Same conditions, other car. Sitting in traffic, not going anywhere. Check the oil pressure as well, am running standard Mobil-1 oil. This is with rads cleaned, new airco condensors, fans running properly, new LTT, waterpump and coolant flush. 1998 C2 Coupe manual. Temperature indication earlier was like yours but then also one fan did not run in low speed mode due to a badly mounted relay.
If I'd do a bit more driving to thoroughly warm up the car I would expect the oil pressure to drop a bit to 1.8-2.0 bar.
It was -10F (-23C) today on cold start. After driving on the freeway for about 1/2 hour, my engine temps never got above 86C (187F). In fact, when I had some open road after the car was fully warmed, I went through some gears at high RPMs and saw my temps drop a few degrees (83C). To my knowledge, I have the stock thermostat. Is there something wrong with my thermostat, or do all 996s behave this way due to extreme cold air cooling the engine down significantly?
What you see happening is that upon promptly changing the rpm to a higher range the water pump spins faster which causes a sudden increased flow of much colder water from the radiators mixed with the hot coolant so more cold water enters the engine. Hence the sudden drop in temperature you see. After a while the thermostat readjusts to this new temperatures and finds a new 'equilibrium'. This new steady state could be some degrees off compared to befor as the thermostat does not have a linear range of operation.
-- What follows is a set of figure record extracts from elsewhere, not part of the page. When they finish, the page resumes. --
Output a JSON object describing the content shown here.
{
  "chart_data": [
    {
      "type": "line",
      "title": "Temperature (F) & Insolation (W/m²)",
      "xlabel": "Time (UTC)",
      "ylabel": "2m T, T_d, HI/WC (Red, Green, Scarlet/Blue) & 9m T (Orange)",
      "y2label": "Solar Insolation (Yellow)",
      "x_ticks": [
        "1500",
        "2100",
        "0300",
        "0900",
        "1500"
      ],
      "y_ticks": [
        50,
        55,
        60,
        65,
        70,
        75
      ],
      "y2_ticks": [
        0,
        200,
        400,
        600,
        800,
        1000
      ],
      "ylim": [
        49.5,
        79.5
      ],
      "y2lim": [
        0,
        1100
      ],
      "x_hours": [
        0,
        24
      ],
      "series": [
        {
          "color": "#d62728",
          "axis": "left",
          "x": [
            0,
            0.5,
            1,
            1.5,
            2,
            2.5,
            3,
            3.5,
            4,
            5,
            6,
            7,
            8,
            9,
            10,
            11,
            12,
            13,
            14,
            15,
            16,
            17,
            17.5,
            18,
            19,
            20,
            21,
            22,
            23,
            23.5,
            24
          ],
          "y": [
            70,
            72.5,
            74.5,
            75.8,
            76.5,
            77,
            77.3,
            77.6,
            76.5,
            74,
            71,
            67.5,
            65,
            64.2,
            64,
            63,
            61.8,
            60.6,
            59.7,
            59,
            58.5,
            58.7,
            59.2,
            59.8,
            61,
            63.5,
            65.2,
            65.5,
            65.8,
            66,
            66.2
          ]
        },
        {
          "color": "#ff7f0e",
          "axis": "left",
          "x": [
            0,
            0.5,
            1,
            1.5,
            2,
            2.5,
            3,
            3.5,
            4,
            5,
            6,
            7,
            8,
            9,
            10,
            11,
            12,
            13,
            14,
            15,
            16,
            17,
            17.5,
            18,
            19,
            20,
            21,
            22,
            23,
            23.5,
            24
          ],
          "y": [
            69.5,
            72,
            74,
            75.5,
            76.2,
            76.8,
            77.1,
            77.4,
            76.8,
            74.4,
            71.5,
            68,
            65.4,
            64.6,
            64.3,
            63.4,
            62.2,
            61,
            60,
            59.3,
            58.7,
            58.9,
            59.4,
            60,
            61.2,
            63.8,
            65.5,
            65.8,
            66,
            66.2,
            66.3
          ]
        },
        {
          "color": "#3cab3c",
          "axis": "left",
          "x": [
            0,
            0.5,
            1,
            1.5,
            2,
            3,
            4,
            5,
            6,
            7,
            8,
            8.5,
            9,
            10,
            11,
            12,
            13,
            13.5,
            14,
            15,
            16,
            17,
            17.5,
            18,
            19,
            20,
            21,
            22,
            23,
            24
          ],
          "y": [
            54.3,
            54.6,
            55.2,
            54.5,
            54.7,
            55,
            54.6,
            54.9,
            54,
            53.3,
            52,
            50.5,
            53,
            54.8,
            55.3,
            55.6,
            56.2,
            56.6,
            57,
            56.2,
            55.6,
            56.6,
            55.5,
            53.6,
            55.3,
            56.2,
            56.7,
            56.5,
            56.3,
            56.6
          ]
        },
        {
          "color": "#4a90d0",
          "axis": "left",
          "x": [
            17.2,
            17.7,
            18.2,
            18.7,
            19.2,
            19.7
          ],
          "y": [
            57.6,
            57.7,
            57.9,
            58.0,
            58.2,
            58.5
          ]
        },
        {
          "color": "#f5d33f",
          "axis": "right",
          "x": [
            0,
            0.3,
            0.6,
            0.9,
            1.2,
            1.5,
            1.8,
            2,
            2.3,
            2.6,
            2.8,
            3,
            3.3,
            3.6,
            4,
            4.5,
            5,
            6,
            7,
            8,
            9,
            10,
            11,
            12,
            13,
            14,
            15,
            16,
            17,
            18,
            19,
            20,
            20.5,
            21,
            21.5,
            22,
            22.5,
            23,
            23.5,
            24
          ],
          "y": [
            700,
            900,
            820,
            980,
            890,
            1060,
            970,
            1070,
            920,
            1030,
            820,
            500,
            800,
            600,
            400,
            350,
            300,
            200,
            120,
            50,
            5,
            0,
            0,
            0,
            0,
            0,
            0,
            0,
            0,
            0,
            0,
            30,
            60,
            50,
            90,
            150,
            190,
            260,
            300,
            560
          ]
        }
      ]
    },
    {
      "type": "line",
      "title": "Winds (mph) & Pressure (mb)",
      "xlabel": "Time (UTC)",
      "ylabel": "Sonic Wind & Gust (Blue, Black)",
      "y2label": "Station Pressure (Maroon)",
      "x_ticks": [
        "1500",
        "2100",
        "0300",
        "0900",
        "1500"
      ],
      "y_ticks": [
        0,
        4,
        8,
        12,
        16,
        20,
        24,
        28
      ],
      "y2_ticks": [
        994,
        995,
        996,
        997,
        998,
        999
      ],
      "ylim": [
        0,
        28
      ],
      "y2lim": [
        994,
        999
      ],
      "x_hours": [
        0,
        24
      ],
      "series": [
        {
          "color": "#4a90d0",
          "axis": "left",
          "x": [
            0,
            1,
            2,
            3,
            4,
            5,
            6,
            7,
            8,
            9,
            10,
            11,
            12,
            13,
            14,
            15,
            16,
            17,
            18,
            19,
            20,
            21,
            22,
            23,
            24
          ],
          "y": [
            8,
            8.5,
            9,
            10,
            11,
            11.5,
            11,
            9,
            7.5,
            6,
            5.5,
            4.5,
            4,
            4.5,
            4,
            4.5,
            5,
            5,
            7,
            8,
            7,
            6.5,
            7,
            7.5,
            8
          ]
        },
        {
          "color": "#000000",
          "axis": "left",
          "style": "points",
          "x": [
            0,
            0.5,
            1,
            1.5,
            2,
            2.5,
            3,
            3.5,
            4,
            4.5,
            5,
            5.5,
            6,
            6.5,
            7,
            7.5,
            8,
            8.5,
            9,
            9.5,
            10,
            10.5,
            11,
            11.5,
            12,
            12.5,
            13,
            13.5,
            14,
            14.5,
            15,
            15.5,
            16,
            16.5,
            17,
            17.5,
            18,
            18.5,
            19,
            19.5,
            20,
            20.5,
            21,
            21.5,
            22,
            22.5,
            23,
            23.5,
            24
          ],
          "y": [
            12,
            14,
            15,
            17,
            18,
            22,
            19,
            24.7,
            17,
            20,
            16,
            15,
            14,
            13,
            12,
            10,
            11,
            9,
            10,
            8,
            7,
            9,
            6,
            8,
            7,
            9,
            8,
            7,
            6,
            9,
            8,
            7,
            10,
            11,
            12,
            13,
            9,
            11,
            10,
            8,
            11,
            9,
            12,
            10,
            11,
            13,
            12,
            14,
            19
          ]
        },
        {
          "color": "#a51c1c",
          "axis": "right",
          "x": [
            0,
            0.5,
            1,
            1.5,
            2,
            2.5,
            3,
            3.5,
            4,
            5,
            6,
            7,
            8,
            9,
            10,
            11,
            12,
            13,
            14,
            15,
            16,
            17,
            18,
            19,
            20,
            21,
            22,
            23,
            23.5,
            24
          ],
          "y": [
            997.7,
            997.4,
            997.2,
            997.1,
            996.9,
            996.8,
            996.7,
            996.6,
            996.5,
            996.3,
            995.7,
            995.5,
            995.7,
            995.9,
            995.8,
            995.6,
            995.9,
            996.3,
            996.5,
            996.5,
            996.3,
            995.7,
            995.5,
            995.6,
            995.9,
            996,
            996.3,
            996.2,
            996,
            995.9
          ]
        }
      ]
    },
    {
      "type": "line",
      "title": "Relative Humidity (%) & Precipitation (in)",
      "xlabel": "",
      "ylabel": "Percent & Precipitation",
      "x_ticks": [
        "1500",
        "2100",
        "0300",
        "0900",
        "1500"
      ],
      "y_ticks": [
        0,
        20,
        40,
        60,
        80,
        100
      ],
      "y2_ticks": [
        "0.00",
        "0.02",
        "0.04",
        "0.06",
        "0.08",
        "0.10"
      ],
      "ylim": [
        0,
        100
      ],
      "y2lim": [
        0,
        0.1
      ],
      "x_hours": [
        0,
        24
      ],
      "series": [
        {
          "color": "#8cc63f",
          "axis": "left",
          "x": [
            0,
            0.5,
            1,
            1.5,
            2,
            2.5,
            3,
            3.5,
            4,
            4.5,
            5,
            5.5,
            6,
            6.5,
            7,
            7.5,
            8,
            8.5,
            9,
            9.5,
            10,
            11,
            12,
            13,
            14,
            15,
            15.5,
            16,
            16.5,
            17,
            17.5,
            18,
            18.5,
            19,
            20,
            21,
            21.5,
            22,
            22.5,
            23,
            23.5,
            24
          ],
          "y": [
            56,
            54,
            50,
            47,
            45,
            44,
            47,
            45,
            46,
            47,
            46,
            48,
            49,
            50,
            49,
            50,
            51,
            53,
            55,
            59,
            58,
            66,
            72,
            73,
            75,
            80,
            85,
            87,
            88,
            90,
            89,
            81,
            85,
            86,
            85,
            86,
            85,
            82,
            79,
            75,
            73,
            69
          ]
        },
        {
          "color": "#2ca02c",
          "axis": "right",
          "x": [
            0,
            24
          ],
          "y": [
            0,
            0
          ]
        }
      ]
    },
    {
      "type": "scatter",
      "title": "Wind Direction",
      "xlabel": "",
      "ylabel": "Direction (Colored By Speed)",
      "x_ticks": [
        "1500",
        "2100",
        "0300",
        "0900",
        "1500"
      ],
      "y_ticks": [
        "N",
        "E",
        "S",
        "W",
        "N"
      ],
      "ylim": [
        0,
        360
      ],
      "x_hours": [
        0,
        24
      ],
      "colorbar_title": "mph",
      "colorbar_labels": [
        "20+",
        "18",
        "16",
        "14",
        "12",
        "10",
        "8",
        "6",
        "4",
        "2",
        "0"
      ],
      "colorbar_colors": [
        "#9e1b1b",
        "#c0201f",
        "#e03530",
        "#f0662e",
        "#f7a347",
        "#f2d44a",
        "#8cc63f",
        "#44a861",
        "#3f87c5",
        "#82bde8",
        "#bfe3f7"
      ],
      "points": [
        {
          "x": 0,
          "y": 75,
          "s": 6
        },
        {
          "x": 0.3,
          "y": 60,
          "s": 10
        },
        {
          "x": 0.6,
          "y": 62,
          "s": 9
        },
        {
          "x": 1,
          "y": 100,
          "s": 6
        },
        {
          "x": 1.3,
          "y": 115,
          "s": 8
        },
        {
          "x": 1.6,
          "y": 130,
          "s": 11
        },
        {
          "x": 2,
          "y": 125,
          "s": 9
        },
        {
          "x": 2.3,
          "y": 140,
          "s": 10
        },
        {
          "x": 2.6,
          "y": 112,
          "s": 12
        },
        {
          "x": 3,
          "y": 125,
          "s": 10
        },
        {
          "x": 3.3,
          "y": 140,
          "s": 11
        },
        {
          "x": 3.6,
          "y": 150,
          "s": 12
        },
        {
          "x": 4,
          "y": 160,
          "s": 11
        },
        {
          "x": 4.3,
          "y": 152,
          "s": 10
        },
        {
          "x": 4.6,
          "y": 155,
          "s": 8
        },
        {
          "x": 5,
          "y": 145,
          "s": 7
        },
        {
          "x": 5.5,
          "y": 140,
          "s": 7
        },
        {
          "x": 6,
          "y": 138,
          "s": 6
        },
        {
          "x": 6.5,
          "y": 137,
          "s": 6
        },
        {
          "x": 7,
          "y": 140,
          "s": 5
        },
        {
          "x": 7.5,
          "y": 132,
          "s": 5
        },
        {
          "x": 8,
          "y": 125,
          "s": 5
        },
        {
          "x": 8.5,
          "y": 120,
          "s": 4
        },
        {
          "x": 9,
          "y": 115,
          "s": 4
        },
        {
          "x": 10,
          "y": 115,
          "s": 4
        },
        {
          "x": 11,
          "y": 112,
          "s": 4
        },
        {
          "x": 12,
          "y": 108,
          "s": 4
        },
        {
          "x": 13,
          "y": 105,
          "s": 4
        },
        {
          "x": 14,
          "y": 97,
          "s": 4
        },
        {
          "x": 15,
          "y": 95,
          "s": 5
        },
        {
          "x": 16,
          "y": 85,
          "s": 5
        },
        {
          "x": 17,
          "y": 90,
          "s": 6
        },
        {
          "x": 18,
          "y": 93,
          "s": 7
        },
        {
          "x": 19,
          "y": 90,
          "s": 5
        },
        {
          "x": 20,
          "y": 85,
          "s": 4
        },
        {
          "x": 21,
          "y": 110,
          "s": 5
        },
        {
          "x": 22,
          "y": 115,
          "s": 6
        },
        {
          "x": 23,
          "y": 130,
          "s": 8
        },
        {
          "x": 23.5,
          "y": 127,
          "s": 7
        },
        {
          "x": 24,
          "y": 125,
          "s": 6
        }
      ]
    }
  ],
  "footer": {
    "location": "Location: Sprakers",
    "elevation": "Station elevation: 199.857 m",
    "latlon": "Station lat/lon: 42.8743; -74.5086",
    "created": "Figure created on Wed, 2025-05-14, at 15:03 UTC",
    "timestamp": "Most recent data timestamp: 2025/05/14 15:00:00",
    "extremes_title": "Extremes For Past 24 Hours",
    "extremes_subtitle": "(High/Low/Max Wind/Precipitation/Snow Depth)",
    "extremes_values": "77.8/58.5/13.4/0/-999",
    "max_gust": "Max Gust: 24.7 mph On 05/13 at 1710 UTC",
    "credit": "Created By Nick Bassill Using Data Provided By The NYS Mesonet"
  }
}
My coolant temperature reading once the engine is fully warmed up is 81-82°C (steady state) independent from ambient temperatures (-5°C or 30°C it does not make a significant difference).
Of course it deviates from this equilibrium point some degrees depending on the way and how hard the car is driven, i.e. fast changing rpm's and driving speeds. Stop and go in summer will make temperature rise to 85-90°C but I do not consider this as a normal steady state condition as the water pump at these low rpm hardly pumps water and there is also hardly any driving wind for cooling. it always s around this temp.
To me any coolant temp between 80-90°C is totally fine. The lower the better even! The reading is indicative as in some parts of the engine temperatures can be considerably higher.